Combine two array's data using inner join

6.6k Views Asked by At

I've two data sets in array:

arr1 = [
  ['2011-10-10', 1, 1],
  ['2007-08-09', 5, 3],
  ...
]

arr2 = [
  ['2011-10-10', 3, 4],
  ['2007-09-05', 1, 1],
  ...
]

I want to combine them into one array like this:

arr3 = [
  ['2011-10-10', 1, 1, 3, 4],
  ...
]

I mean, just combine those lines with the same date column.

Just for clarification, I don't need those lines which not appear in both array, just drop them.

6

There are 6 best solutions below

4
jason On BEST ANSWER

Organize your data differently (you can easily convert what you already have to two dicts):

d1 = { '2011-10-10': [1, 1],
       '2007-08-09': [5, 3]
     }
d2 = { '2011-10-10': [3, 4],
       '2007-09-05': [1, 1]
     }

Then:

d3 = { k : d1[k] + d2[k] for k in d1 if k in d2 }
0
Dan Lecocq On

Unless both are very large lists, I'd use a dictionary:

arr1 = [
  ['2011-10-10', 1, 1],
  ['2007-08-09', 5, 3]
]

arr2 = [
  ['2011-10-10', 3, 4],
  ['2007-09-05', 1, 1]
]

table_1 = dict((tup[0], tup[1:]) for tup in arr1)
table_2 = dict((tup[0], tup[1:]) for tup in arr2)
merged = {}
for key, value in table_1.items():
    other = table_2.get(key)
    if other:
        merged[key] = value + other

Otherwise, it would be more efficient to sort each, and then do a merge that way. But I imagine for most purposes this would be fast enough.

0
cwallenpoole On

A single dictionary approach:

tmp = {}
# add as many as you like into the outermost array.
for outer in [arr1,arr2]:
    for inner in outer:
        start, rest = inner[0], inner[1:]
        # the list if key exists, else create a new list. Append to the result
        tmp[start] = tmp.get(start,[]) + rest

output = []

for k,v in tmp.iteritems():
   output.append([k] + v)

That would be the equivalent of a full outer join (returns data from both sides even if one side is null). If you wanted an inner join, you might change it to this:

tmp = {}
keys_with_dupes = []

for outer in [arr1,arr2]:
    for inner in outer:
        start, rest = inner[0], inner[1:]
        original = tmp.get(start,[])
        tmp[start] = original + rest
        if original:
            keys_with_dupes.append(start)

output = []

for k in keys_with_dupes:
   v = tmp[k]
   output.append([k] + v)
1
jh314 On

You can convert the arrays to a dict, and back again.

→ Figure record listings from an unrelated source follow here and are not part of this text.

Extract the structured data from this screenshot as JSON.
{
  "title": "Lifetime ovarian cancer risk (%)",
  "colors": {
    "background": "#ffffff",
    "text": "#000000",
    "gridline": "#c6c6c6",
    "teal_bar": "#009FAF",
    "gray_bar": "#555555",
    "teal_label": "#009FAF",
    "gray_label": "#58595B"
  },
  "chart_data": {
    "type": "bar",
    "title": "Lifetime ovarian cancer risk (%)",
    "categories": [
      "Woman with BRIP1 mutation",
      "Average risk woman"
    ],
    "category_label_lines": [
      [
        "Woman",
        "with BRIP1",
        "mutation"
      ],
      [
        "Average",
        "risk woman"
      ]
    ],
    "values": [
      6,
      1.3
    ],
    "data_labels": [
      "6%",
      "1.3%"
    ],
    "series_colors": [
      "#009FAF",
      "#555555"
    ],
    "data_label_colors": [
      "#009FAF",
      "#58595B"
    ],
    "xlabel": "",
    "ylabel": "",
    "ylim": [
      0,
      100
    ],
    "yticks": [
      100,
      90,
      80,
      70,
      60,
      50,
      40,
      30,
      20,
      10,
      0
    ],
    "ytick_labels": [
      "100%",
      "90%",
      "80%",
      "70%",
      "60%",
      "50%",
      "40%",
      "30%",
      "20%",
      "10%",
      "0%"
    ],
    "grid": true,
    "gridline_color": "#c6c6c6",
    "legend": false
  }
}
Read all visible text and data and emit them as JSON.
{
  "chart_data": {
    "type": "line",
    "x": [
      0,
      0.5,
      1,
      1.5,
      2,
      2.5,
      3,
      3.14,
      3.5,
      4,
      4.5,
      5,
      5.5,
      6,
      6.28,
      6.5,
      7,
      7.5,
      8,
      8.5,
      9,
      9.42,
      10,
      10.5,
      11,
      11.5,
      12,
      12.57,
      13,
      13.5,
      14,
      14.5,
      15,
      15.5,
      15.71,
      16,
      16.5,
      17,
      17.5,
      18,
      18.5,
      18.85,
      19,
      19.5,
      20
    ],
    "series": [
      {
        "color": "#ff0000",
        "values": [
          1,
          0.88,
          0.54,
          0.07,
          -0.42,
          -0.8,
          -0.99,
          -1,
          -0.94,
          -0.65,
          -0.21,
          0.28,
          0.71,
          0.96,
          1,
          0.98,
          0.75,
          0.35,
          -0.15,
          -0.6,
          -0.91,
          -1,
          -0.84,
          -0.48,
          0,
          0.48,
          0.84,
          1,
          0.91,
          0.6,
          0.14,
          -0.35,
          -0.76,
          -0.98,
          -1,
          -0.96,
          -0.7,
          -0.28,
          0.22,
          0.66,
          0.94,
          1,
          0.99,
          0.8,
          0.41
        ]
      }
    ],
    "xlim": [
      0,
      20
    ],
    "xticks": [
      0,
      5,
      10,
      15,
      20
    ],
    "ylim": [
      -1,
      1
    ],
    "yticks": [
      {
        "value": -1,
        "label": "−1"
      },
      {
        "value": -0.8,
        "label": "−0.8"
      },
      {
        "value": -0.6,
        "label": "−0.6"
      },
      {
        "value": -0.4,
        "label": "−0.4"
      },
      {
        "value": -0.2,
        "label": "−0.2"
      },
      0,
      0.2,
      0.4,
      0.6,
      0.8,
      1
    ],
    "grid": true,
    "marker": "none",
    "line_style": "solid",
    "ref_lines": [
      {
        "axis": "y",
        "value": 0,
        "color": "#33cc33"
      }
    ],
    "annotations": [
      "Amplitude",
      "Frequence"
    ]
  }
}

d1 = dict((x[0],x[1:]) for x in arr1)
d2 = dict((x[0],x[1:]) for x in arr2)
keys = set(d1).union(d2)
n = []
result = dict((k, d1.get(k, n) + d2.get(k, n)) for k in keys)
1
Rao On

Generator function approach, skipping corresponding elements whose dates don't match:

import itertools
def gen(a1, a2):
    for x,y in itertools.izip(a1, a2):
        if x[0] == y[0]:
            ret = list(x)
            ret.extend(y[1:])
            yield ret
        else:
            continue

>>print list(gen(arr1, arr2))
[['2011-10-10', 1, 1, 3, 4]]

But yeah, if possible, organize your data differently.

0
user3212761 On

It may be worth mentioning set data types. as their methods align to the type of problem. The set operators allow you to join sets easily and flexibly with full, inner, outer, left, right joins. As with dictionaries, sets do not retain order, but if you cast a set back into a list, you may then apply an order on the result join. Alternatively, you could use an ordered dictionary.

set1 = set(x[0] for x in arr1)
set2 = set(x[0] for x in arr2)
resultset = (set1 & set2)

This only gets you the union of dates in the original lists, in order to reconstruct arr3 you would need to append the [1:] data in arr1 and arr2 where the dates are in the result set. This reconstruction would not be as neat as using the dictionary solutions above, but using sets is worthy of consideration for similar problems.